If this is not tax terrorism what is? Obviously both the Centre and state governments of all parties are to blame for this. This is the easy money that no administration wants to let go of. There are no compliance costs to extract this price, the commodity is essential to day to day life of individuals and businesses and when every government of every political hue is in on the ‘loot’, it’s easier to continue with the extortionate taxes.
But just like most people credit the Modi government (fairly or unfairly) for everything good that happens in the country, they would blame it for anything that goes wrong whether it’s actually responsible for it or not.
As far as fuel prices are concerned, people still remember how the BJP would mock the Congress government before 2014 for rising rates even though the major factor behind them was global crude prices above $100 per barrel rather than higher taxes by the government.
In September 2013, total tax levied by the Centre and states on petrol in Delhi was slightly less than Rs 20 per litre.

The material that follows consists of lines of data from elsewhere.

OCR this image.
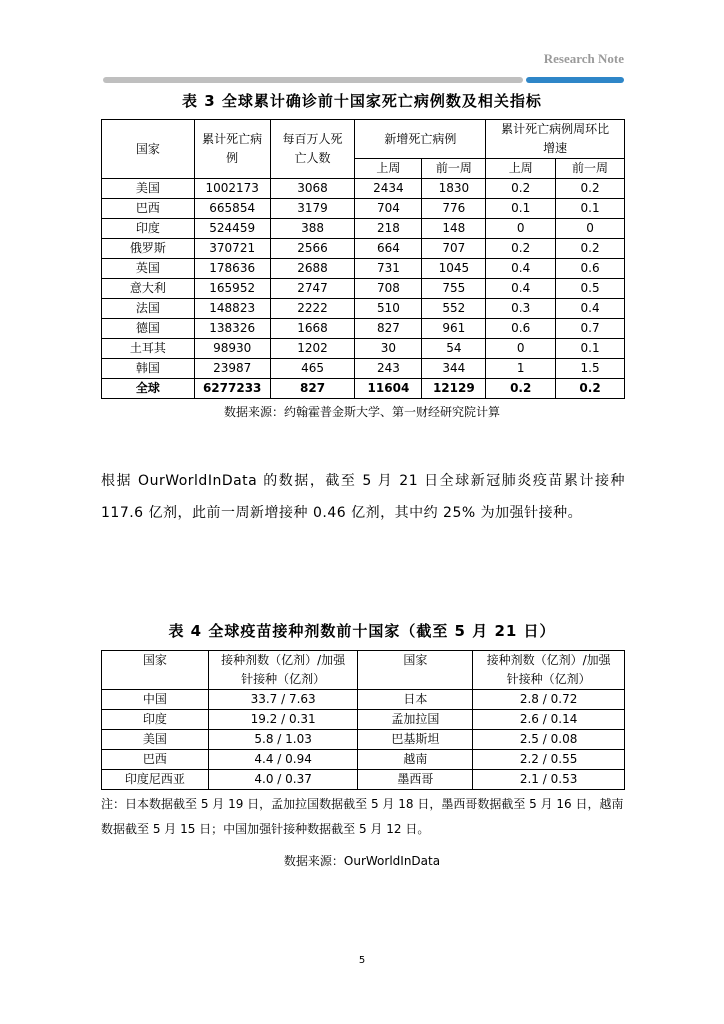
Research Note
表 3 全球累计确诊前十国家死亡病例数及相关指标
国家	累计死亡病例	每百万人死亡人数	新增死亡病例		累计死亡病例周环比增速	
			上周	前一周	上周	前一周
美国	1002173	3068	2434	1830	0.2	0.2
巴西	665854	3179	704	776	0.1	0.1
印度	524459	388	218	148	0	0
俄罗斯	370721	2566	664	707	0.2	0.2
英国	178636	2688	731	1045	0.4	0.6
意大利	165952	2747	708	755	0.4	0.5
法国	148823	2222	510	552	0.3	0.4
德国	138326	1668	827	961	0.6	0.7
土耳其	98930	1202	30	54	0	0.1
韩国	23987	465	243	344	1	1.5
全球	6277233	827	11604	12129	0.2	0.2
数据来源：约翰霍普金斯大学、第一财经研究院计算
根据 OurWorldInData 的数据，截至 5 月 21 日全球新冠肺炎疫苗累计接种 117.6 亿剂，此前一周新增接种 0.46 亿剂，其中约 25% 为加强针接种。
表 4 全球疫苗接种剂数前十国家（截至 5 月 21 日）
国家	接种剂数（亿剂）/加强针接种（亿剂）	国家	接种剂数（亿剂）/加强针接种（亿剂）
中国	33.7 / 7.63	日本	2.8 / 0.72
印度	19.2 / 0.31	孟加拉国	2.6 / 0.14
美国	5.8 / 1.03	巴基斯坦	2.5 / 0.08
巴西	4.4 / 0.94	越南	2.2 / 0.55
印度尼西亚	4.0 / 0.37	墨西哥	2.1 / 0.53
注：日本数据截至 5 月 19 日，孟加拉国数据截至 5 月 18 日，墨西哥数据截至 5 月 16 日，越南数据截至 5 月 15 日；中国加强针接种数据截至 5 月 12 日。
数据来源：OurWorldInData
5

Today, the state government alone extracts that much in form of taxes. The Centre’s Rs 32 excise duty is extra.
Global crude oil price today is over $60 per barrel, similar to the price in November 2019. Dealer commission was same as it is now. But the excise duty has increased from Rs 19 to Rs 32 and VAT from Rs 15 to Rs 20. This increase of Rs 13 by the Centre came in effect during the lockdown when crude prices plunged by over $20. They have now rebounded but taxes have not been scaled back by the governments.

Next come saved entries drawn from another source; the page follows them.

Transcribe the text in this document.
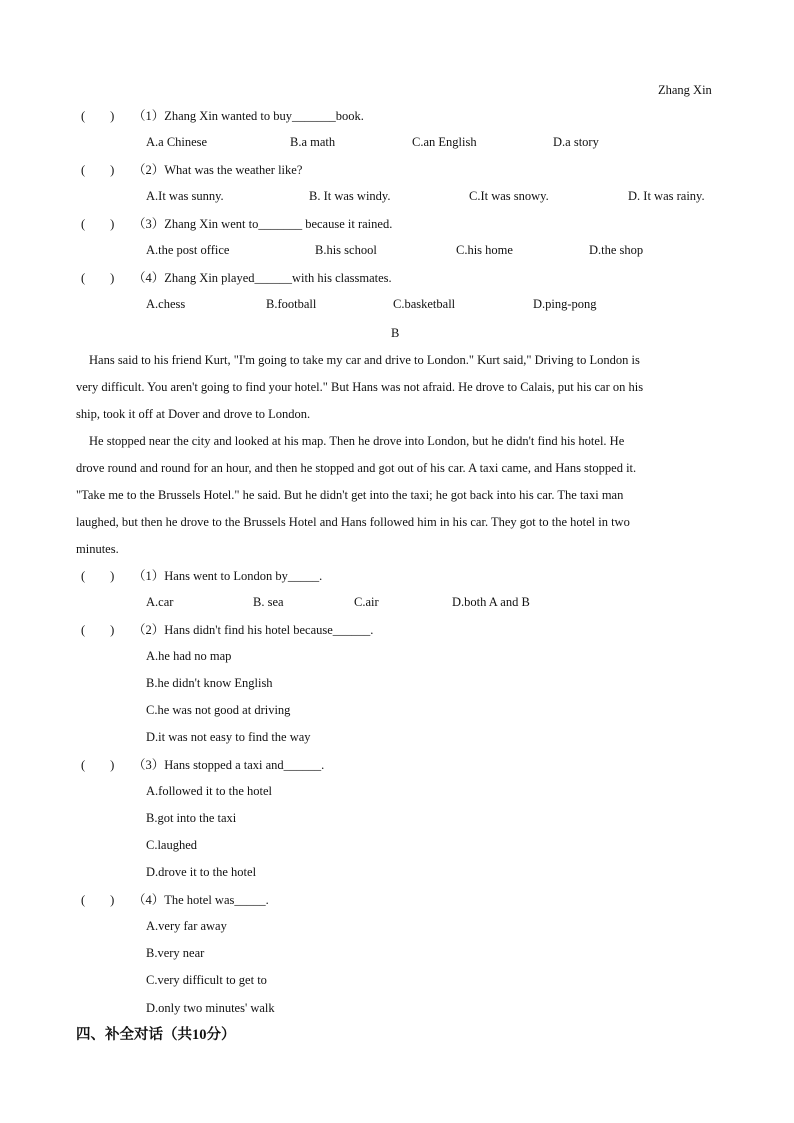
Zhang Xin
(　　) （1）Zhang Xin wanted to buy_______book.
A.a Chinese	B.a math	C.an English	D.a story
(　　) （2）What was the weather like?
A.It was sunny.	B. It was windy.	C.It was snowy.	D. It was rainy.
(　　) （3）Zhang Xin went to_______ because it rained.
A.the post office	B.his school	C.his home	D.the shop
(　　) （4）Zhang Xin played______with his classmates.
A.chess	B.football	C.basketball	D.ping-pong
B
Hans said to his friend Kurt, "I'm going to take my car and drive to London." Kurt said," Driving to London is
very difficult. You aren't going to find your hotel." But Hans was not afraid. He drove to Calais, put his car on his
ship, took it off at Dover and drove to London.
He stopped near the city and looked at his map. Then he drove into London, but he didn't find his hotel. He
drove round and round for an hour, and then he stopped and got out of his car. A taxi came, and Hans stopped it.
"Take me to the Brussels Hotel." he said. But he didn't get into the taxi; he got back into his car. The taxi man
laughed, but then he drove to the Brussels Hotel and Hans followed him in his car. They got to the hotel in two
minutes.
(　　) （1）Hans went to London by_____.
A.car	B. sea	C.air	D.both A and B
(　　) （2）Hans didn't find his hotel because______.
A.he had no map
B.he didn't know English
C.he was not good at driving
D.it was not easy to find the way
(　　) （3）Hans stopped a taxi and______.
A.followed it to the hotel
B.got into the taxi
C.laughed
D.drove it to the hotel
(　　) （4）The hotel was_____.
A.very far away
B.very near
C.very difficult to get to
D.only two minutes' walk
四、补全对话（共10分）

There is absolutely no justification to continue with the same tax component. Such extortionate oil taxes cannot be justified today. Global crude oil rate is moderate, dollar to rupee exchange rate is more or less the same as before, oil marketing companies are not under heavy debt or financial stress or making losses, fuel subsidies are far from a problem now unlike in the past — all the excuses given earlier to justify extremely high taxes on oil are not applicable today.
Another excuse — that prices are not in the government’s control and in fact decided by the market — are quite farcical. Oil prices are frozen at regular intervals on the government‘s direction during elections — whether it was during 2017 assembly elections in Punjab, Goa, Uttarakhand, Uttar Pradesh and Manipur in April, Gujarat assembly election in late 2017, Karnataka election in 2018 or general elections in 2019.
In fact, we should expect the same freezing to be in place by end of the next week as elections in West Bengal, Puducherry, Assam, Tamil Nadu and Kerala kick off by end of March.
The economy is returning to pre-Covid-19 normalcy. Inflation is at 4 per cent. There is no reason why the excise duty shouldn’t be cut to pre lockdown levels — both by the Centre and states.
As per a report by the ICICI securities, if excise duty is cut by Rs 8.5 per litre, the FY22 budget estimate can still be met.
In fact, the Centre should right away announce this much reduction along with the BJP ruled state governments giving additional cut of Rs 4-Rs 5 bringing petrol to below Rs 80 level. This will build pressure on non-BJP ruled states to also slash VAT.
The political genius of Prime Minister Narendra Modi has been that he never allows buildup of public resentment against him or his government. Oil prices are a thorny issue and they are starting to sting the public badly. It’s time he took the lead and drastically cut fuel taxes.